Organizing the World
Published online by Cambridge University Press: 05 November 2012
When a sage is acting, he must set the root in heaven and earth and have yinyang as the core.
Liji (Record of Rituals)The categories of yinyang bring the interaction and completion of all things.
Hanshu (The Book of Han)The origin of the myriad things, the structure of the universe, the source of change, and the beginning of life are all fundamental problems requiring explanation. Yinyang thought weaves a coherent fabric of understanding that integrates these issues with what is imminent in one’s own situation. In the previous chapter, we examined how yinyang explains the basic structure of the world, in particular how the genesis of concrete things from a simple undifferentiated origin to the more complex forms, involves the interplay between the forces of yin and yang. One of the most important functions of yinyang is as a matrix to describe, guide, and structure concrete phenomena.
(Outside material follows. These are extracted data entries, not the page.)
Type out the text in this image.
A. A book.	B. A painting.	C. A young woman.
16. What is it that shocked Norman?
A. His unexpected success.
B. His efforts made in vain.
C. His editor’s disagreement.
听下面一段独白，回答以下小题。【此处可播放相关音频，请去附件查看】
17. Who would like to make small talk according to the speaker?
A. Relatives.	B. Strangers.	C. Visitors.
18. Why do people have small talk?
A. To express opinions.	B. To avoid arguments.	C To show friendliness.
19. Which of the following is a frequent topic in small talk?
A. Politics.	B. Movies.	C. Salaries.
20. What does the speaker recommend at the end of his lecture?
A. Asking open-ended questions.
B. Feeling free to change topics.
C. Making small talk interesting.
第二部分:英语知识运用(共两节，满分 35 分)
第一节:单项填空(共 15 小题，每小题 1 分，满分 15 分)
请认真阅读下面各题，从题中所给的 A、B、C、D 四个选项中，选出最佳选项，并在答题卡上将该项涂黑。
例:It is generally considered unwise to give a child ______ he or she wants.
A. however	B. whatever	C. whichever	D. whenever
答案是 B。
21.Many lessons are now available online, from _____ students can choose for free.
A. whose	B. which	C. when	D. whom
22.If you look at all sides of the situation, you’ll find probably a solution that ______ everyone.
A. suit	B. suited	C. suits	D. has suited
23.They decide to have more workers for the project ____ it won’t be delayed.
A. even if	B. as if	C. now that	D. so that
Historically, in the third and second centuries b.c.e., yinyang classifications of spatial orientations and temporal cycles emerged and developed as an attempt to give a rational description of the world that went beyond shamanistic and magical operations. As Paul Unschuld writes, “The yinyang and Five Agents doctrines focused on the classifications and relations of the myriad things, but they conveyed the same general message as science in ancient Europe: there are laws that persist irrespective of time, space, and human or numinous beings.”
Yinyang explanation functioned as analogous to scientific accounts, although extending more broadly to encompass ethics, politics, and aesthetics, as well.